Menu

wrapper.on_exit behavior

2017-06-28
2017-06-28
  • Chase Barrett

    Chase Barrett - 2017-06-28

    Hello,

    I want to prevent the wrapper controller from restarting my app on particular, unrecorverable boot up errors, and I think the wrapper.on_exit property is the configuration I need. Unfortunately, I can't get it to work the way I'd like.

    Here's what I have in my wrapper.conf:

    wrapper.on_exit.0=SHUTDOWN
    wrapper.on_exit.1=SHUTDOWN
    wrapper.on_exit.2=SHUTDOWN
    wrapper.on_exit.default=RESTART
    

    In my application's main(), this is how I'm detecting my unrecoverable error:

            try {
                ...
            } catch (LicenseException e) {
                log.error(e.getMessage());
                System.exit(1);
            } catch (SomeOtherException u) {
                log.error(e.getMessage());
                System.exit(2);
            }
    

    When I encounter a LicenseException, however, the log shows that it's restarting based on the default exit code rule:

    INFO|7835/0|17-06-27 18:29:00|2017-06-27 18:29:00.629 ERROR ${sys:PID} --- [           main] c.f.b.s.MyApp           : conf/license.lic (No such file or directory)
    INFO|wrapper|17-06-27 18:29:02|exit code linux process 256
    INFO|wrapper|17-06-27 18:29:02|restart process due to default exit code rule
    INFO|wrapper|17-06-27 18:29:02|restart internal RUNNING
    INFO|wrapper|17-06-27 18:29:02|stopping process with pid/timeout 7835 45000
    INFO|wrapper|17-06-27 18:29:02|killing 7835
    INFO|wrapper|17-06-27 18:29:02|process exit code: 256
    

    The wrapper then proceeds to restart five more times before it gives up. Am I using the wrapper.on_exit property correctly?

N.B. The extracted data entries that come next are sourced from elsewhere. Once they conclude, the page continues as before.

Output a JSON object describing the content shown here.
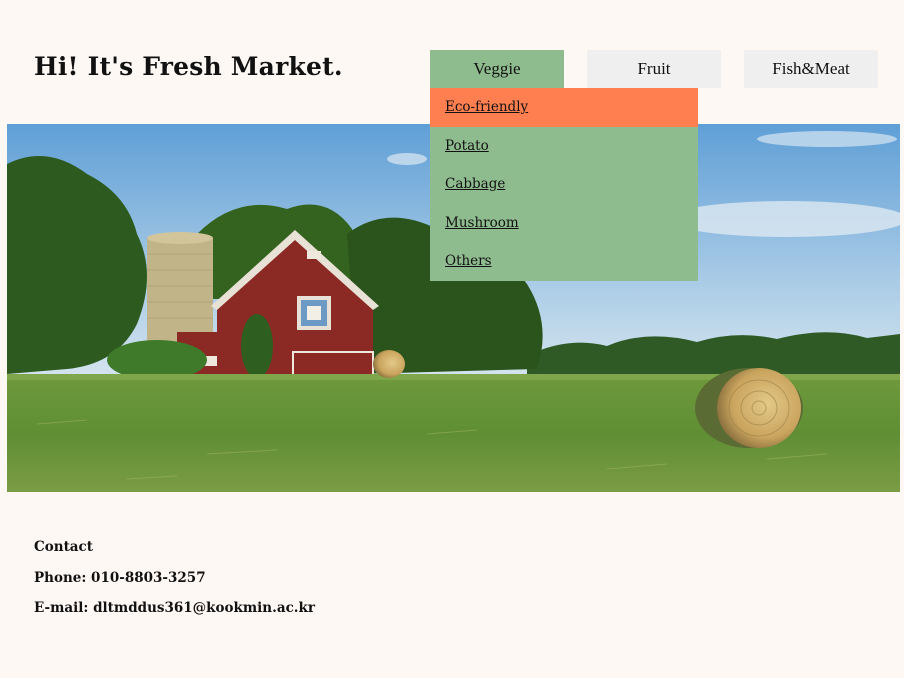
{
  "header": {
    "title": "Hi! It's Fresh Market."
  },
  "nav": {
    "tabs": [
      {
        "label": "Veggie"
      },
      {
        "label": "Fruit"
      },
      {
        "label": "Fish&Meat"
      }
    ],
    "active": "Veggie"
  },
  "dropdown": {
    "items": [
      {
        "label": "Eco-friendly"
      },
      {
        "label": "Potato"
      },
      {
        "label": "Cabbage"
      },
      {
        "label": "Mushroom"
      },
      {
        "label": "Others"
      }
    ],
    "highlighted": "Eco-friendly"
  },
  "hero": {
    "image": "farm-barn-hay-bales"
  },
  "footer": {
    "contact_heading": "Contact",
    "phone": "Phone: 010-8803-3257",
    "email": "E-mail: dltmddus361@kookmin.ac.kr"
  },
  "colors": {
    "background": "#fdf8f4",
    "active_tab": "#8fbc8f",
    "inactive_tab": "#efefef",
    "highlight": "#ff7f50"
  }
}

    BTW, this is on Mac/OSX, but I'm seeing similar behavior on Amazon Linux and RHEL.

    Thanks,
    Chase

     
  • Chase Barrett

    Chase Barrett - 2017-06-28

    I retract my comment about Amazon Linux. After cleaning up my application code, it's working as expected:

    INFO|wrapper|17-06-28 17:10:54|started process 31203
    INFO|wrapper|17-06-28 17:10:54|started process with pid 31203
    INFO|31203/0|17-06-28 17:10:56|[INFO] StandardFileSystemManager - Using "/tmp/vfs_cache" as temporary files store.
    INFO|31203/0|17-06-28 17:10:59|2017-06-28 17:10:59.357 ERROR ${sys:PID} --- [           main] c.f.b.MyApp           : Unable to locate or read the license file conf/license.lic
    INFO|wrapper|17-06-28 17:10:59|waitpid 31203 256
    INFO|wrapper|17-06-28 17:10:59|exit code posix process: 256 application: 0
    INFO|wrapper|17-06-28 17:10:59|restart process due to default exit code rule
    INFO|wrapper|17-06-28 17:10:59|shutdown wrapper due to exit code rule
    INFO|wrapper|17-06-28 17:10:59|shutdown wrapper due to exit code rule
    INFO|wrapper|17-06-28 17:10:59|Shutting down Wrapper
    

    I'll test RHEL, Ubuntu, SUSE, and Windows next, and will report back. The problem remains, however with Mac/OSX

     
  • Chase Barrett

    Chase Barrett - 2017-06-30

    I tested RHEL, Amazon Linux, Ubuntu, SUSE, OSX, and Windows. Of the six, only Windows is behaving as I believe it should based on the documentation. I narrowed down the configuration to isolate the issue, and found out that Amazon is not working as expected in spite of my comment above.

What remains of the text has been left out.